Действительно, причудливое и фантастическое представляют в рассудочной и обыденной жизни современного человека следы того, что уклоняется в какой-то части человеческого существа от неумолимых стечений обстоятельств обыденного мира и категорий сознающего разума. Как в отношении самого человека, так и в отношении к другому, толпе, одиночеству или же способу вопрошать реальность, знание и науку причудливое и фантастичное являются манифестацией человеческой индивидуальности, его свободы, его сознания: слова эти свидетельствуют о явлении бесконечности; соотносясь с безумием или гениальностью, данные категории обеспечивают нам доступ в глубины человеческой души.
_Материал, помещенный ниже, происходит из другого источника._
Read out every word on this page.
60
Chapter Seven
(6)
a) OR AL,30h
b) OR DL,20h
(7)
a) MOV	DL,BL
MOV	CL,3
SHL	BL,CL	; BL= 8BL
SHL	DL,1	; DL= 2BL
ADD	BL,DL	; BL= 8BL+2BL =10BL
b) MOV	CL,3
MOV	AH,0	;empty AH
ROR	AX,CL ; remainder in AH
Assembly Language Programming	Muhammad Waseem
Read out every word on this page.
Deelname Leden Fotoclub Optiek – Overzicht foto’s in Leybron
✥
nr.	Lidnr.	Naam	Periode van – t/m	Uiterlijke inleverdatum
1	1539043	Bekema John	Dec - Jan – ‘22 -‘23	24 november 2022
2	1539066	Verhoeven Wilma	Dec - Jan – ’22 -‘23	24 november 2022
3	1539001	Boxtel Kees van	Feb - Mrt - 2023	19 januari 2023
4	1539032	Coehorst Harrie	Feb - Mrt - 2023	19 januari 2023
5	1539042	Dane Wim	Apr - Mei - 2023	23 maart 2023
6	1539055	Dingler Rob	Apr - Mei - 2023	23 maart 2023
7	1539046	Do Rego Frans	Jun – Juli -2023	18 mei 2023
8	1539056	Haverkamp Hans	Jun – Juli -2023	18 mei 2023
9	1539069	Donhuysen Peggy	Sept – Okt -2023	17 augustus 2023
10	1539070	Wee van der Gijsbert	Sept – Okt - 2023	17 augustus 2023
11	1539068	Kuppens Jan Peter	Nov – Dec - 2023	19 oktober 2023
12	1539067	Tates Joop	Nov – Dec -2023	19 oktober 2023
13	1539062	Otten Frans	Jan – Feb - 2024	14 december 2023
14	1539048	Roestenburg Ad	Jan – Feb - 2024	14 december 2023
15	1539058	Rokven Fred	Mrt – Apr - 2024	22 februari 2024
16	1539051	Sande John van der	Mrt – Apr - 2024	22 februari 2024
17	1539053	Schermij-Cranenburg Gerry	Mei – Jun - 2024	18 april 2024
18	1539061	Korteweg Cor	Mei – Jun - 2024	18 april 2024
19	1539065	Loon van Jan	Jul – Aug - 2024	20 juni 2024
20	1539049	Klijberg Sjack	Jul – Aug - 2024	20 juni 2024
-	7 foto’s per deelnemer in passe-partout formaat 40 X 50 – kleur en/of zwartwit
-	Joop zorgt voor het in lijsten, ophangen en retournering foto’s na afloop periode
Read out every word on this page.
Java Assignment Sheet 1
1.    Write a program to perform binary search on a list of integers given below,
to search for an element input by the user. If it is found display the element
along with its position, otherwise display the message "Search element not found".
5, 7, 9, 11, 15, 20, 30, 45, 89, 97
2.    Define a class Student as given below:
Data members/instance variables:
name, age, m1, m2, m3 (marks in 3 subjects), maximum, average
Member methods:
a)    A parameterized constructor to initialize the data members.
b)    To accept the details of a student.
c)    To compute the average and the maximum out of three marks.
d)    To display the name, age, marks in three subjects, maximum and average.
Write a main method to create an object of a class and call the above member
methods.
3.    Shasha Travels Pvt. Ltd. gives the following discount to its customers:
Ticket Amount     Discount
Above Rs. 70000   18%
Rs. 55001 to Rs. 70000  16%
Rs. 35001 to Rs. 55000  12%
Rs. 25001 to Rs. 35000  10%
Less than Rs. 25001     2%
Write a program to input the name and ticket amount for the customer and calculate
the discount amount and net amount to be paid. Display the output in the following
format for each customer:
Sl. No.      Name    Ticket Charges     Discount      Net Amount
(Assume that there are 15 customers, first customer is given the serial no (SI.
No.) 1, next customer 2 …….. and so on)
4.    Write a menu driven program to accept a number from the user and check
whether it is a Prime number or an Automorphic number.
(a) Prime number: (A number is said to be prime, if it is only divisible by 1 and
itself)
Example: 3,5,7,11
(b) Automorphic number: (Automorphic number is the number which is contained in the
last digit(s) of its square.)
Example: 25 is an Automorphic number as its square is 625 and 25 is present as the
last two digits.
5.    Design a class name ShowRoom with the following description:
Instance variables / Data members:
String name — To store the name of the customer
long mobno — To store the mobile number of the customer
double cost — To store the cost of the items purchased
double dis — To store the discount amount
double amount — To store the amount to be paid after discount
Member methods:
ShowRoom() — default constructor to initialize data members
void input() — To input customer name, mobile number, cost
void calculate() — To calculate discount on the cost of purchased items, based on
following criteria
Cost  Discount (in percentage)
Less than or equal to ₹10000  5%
Именно с этой точки зрения – на причудливое и фантастическое, а также на соотношение этих категорий с реальным – нам бы хотелось рассмотреть здесь ряд текстов По, Бодлера и Достоевского.

Сколь бы различными ни были творческие маршруты и отдельные детали биографии По, Бодлера и Достоевского, сколь бы разными ни были Америка, Франция и Россия середины XIX века, необходимо понимать, что, хотя не было еще принято говорить об «униформизации» и тем более о «глобализации», три писателя жили в эру современности, модернитета, модерности. Они наследовали литературе романтизма, которую пытались превзойти, испытали на себе стремительное развитие техники и идеологии прогресса – прогресса материального и социального, но также прогресса человеческого. Вместе с тем три писателя пытались протестовать в своих идеях, эстетике, собственно в творчестве против той идеологии, где упор делался на всемогущество человека, который способен постоянно превосходить самого себя и в конечном счете может возомнить себя царем мироздания, новым божеством.

Возможно, Бодлер не особенно интересовался современными науками, равно как и Достоевский, несмотря на инженерное образование, никогда не обнаруживал большого любопытства к современным научным открытиям, которые зачастую становились символами прогресса (или идеи прогресса); правда, с По дело обстояло иначе, но тем не менее интерес к современным наукам не привел американского писателя к вере в прогресс.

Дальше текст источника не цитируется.